Hilarious AI Gymnastics Video Shows How Far the Technology Has to Go

A gymnast in red performing a routine on uneven parallel bars. She is suspended horizontally, with her legs extended out on one bar and her hands gripping the other. The background shows an indoor gymnasium with red seating.

A dystopian AI-generated video of gymnasts performing a routine proves how text-to-video technology still falls a long way short of being any good.

The humorous video has gone viral online and was created by Wright Bagwell using Luma AI’s free AI video generator Dream Machine.

The video shows the AI gymnasts moving in bizarre fashion; periodically appearing and disappearing while their bodies, often headless, split into a starfish of human limbs.

“If you look really closely at the background, you can tell it’s AI,” one joker quipped beneath Bagwell’s post.

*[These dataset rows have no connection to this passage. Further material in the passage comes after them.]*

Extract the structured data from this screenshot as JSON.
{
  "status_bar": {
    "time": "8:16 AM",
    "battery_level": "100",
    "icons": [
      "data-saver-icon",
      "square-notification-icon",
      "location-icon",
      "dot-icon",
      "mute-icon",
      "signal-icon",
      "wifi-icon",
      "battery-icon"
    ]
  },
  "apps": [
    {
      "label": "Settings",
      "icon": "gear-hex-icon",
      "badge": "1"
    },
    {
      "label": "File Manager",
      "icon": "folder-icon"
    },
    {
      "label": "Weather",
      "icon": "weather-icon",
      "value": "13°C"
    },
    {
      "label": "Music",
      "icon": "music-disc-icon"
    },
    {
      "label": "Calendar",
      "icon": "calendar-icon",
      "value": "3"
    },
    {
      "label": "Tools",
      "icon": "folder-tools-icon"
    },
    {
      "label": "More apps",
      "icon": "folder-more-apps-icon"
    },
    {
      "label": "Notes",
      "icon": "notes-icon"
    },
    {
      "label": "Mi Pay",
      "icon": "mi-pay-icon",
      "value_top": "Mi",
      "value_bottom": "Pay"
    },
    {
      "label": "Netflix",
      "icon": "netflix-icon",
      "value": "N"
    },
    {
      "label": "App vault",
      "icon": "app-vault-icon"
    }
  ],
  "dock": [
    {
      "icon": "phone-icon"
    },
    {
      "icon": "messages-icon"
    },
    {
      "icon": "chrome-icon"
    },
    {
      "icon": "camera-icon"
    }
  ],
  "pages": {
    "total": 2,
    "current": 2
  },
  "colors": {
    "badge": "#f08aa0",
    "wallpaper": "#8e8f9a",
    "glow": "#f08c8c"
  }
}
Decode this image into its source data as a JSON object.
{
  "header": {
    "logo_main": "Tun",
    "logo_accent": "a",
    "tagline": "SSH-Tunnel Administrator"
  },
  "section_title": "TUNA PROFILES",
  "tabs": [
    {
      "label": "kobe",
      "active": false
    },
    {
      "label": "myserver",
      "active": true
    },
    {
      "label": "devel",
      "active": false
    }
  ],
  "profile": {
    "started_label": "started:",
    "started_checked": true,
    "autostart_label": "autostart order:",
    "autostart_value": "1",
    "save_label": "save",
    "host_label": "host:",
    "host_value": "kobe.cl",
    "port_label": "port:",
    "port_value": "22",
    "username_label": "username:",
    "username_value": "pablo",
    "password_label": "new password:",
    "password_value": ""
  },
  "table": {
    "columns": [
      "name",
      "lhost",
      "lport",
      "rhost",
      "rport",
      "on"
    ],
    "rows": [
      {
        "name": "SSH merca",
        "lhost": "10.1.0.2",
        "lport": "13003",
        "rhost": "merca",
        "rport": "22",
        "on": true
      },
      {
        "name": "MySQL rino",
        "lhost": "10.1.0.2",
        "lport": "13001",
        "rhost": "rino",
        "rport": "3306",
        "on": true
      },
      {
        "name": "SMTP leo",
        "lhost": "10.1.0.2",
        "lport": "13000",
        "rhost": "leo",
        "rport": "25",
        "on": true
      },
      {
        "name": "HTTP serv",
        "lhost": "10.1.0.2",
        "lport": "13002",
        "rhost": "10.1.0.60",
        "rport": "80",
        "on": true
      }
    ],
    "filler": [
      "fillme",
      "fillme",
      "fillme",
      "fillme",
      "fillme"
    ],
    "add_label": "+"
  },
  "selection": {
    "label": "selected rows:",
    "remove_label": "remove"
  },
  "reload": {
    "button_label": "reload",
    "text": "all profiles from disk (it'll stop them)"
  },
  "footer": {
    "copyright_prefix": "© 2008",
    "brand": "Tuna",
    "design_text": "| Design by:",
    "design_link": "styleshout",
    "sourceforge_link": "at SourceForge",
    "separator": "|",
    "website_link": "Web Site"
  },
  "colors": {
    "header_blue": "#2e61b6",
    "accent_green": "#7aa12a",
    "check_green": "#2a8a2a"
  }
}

Over on X (formerly Twitter), Tim Spalding speculated that part of the reason the AI footage is so bad is because the AI model wasn’t trained on enough gymnast videos. A hypothesis that is likely correct.

Bagwell also used Dream Machine to create a series of other AI-generated sports videos including cycling, wrestling, figure skating, table tennis, and more.

The terrible AI videos are reminiscent of the early AI images which were also famously janky such as those produced by OpenAI’s DALL-E 2.

Those early images that came out of DALL-E now have something of a cult fanbase with fans enjoying the imperfect nature of the AI content. Many were disappointed that OpenAI recently closed down DALL-E 2 after some had come to rely on its dreamy, shadowy aesthetic.

But much like DALL-E 2 — which has been greatly iterated on by Midjourney and DALL-E 3 — Luma AI’s Dream Machine will also be superseded by better models that are less whacky and more coherent.

AI video is still in its infancy. But it appears inevitable that this type of synthetic imagery will start competing with real videos and fooling people into believing they are real.

The implications of this are huge with fears that deepfake videos will be used by scammers to rob people or to convince people to vote in a certain way by having a politician act out something they didn’t do.

The most-hyped AI video generator is OpenAI’s Sora which was announced months ago. There is still no release date set as of writing. There is likely wrangling behind the scenes over fears of the technology and arguments about how Sora was trained which OpenAI has refused to reveal details about.